Choreographer: Julian Nichols, in collaboration with the company
Biologically, there is nothing particularly special about a birthday. There is no miraculous transformation at midnight that makes one a changed person from who they were the day before. The concept of marking how our life on the planet has survived another year around the sun is an entirely social construct.
Contemporary dance theatre company Bodies in Action explores all aspects of humanity in It’s My Birthday!, a piece that combines dance, clowning, poetry, and magic tricks. It commences with a surprise party, four members of the company jumping out from under a table to surprise the fifth, Chieh-hann Chang. From there, the party hats come out, and the photos get taken. But while everybody else pulls their best smiles for the party selfies, Chang’s character grimaces, and he has to be manipulated into positions suggesting fun. The impression is of a toddler’s birthday party that is really organised for the parents’ enjoyment.
That makes the segue into the next sequence jarring, as Chang, now alone on stage and playing (one hopes) an older character, finds a stray string hanging from the dangling decorations and attempts to strangle himself with it. It’s a deliberately traumatic moment, the suggestion that when everybody else is happy, it becomes easy to miss the one person who isn’t. And with a single party hat attached to the string that then ascends into the rafters, the implication that these instances can have tragic outcomes does hit home.
Subsequent scenes don’t hit the same sense of emotional intimacy. A sequence in which a voiceover talks about how the sense of “fitting in” is something that the speaker cannot really do, while the company illustrate the sensation of fitting together. Paxton Ricketts takes centre while the other four performers each lend one arm to extend one of his, resulting in a creature whose long limbs, now three times their length, reach the floor.
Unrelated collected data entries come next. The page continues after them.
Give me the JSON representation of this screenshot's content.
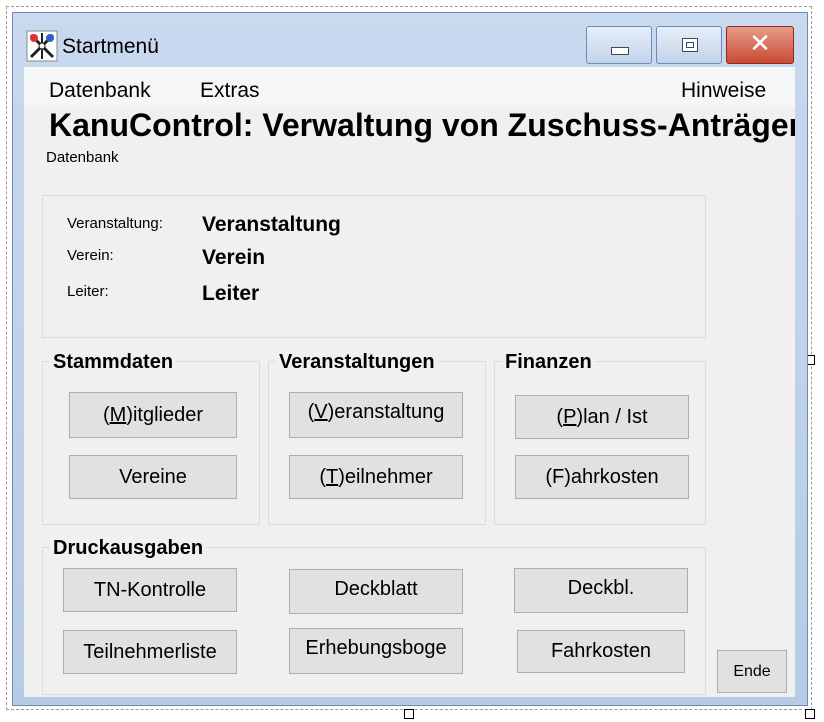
{
  "window": {
    "title": "Startmenü",
    "minimize_label": "",
    "maximize_label": "",
    "close_glyph": "✕"
  },
  "menu": {
    "items": [
      {
        "label": "Datenbank"
      },
      {
        "label": "Extras"
      },
      {
        "label": "Hinweise"
      }
    ]
  },
  "heading": "KanuControl: Verwaltung von Zuschuss-Anträgen",
  "sublabel": "Datenbank",
  "info": {
    "veranstaltung_label": "Veranstaltung:",
    "veranstaltung_value": "Veranstaltung",
    "verein_label": "Verein:",
    "verein_value": "Verein",
    "leiter_label": "Leiter:",
    "leiter_value": "Leiter"
  },
  "groups": {
    "stammdaten": {
      "title": "Stammdaten",
      "mitglieder": {
        "pre": "(",
        "mnemonic": "M",
        "post": ")itglieder"
      },
      "vereine": "Vereine"
    },
    "veranstaltungen": {
      "title": "Veranstaltungen",
      "veranstaltung": {
        "pre": "(",
        "mnemonic": "V",
        "post": ")eranstaltung"
      },
      "teilnehmer": {
        "pre": "(",
        "mnemonic": "T",
        "post": ")eilnehmer"
      }
    },
    "finanzen": {
      "title": "Finanzen",
      "plan_ist": {
        "pre": "(",
        "mnemonic": "P",
        "post": ")lan / Ist"
      },
      "fahrkosten": "(F)ahrkosten"
    },
    "druckausgaben": {
      "title": "Druckausgaben",
      "tn_kontrolle": "TN-Kontrolle",
      "deckblatt": "Deckblatt",
      "deckbl": "Deckbl.",
      "teilnehmerliste": "Teilnehmerliste",
      "erhebungsboge": "Erhebungsboge",
      "fahrkosten": "Fahrkosten"
    }
  },
  "ende_label": "Ende",
  "colors": {
    "client_bg": "#f0f0f0",
    "button_bg": "#e1e1e1",
    "title_bg": "#c9d9ee",
    "close_red": "#c94a34"
  }
}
There is real happiness speckled throughout, too, often led by Naomi Chockler, whose solo clowning and accompanying non-verbal vocalisations elicit genuine smiles. That’s backed up by the occasional bit of stage magic. From a cake that is mysteriously larger than the cloche from under which it emerges and a candle that appears out of nowhere, to the most impressive reveal of three presents from an empty gift bag, the effects are both simple and fun.
The rest of the piece incorporates various styles, including frenetic dance set to EDM, some more spiritual and contemplative work, and a solo piece of poetry about birthday wishes, performed by Grace Malone. Despite some jarring tonal changes between set pieces, It’s My Birthday! hangs together well, with choreography and company work that impresses throughout. Using the social construct of birthday celebrations to explore multiple strands of humanity proves to be a fulfilling premise.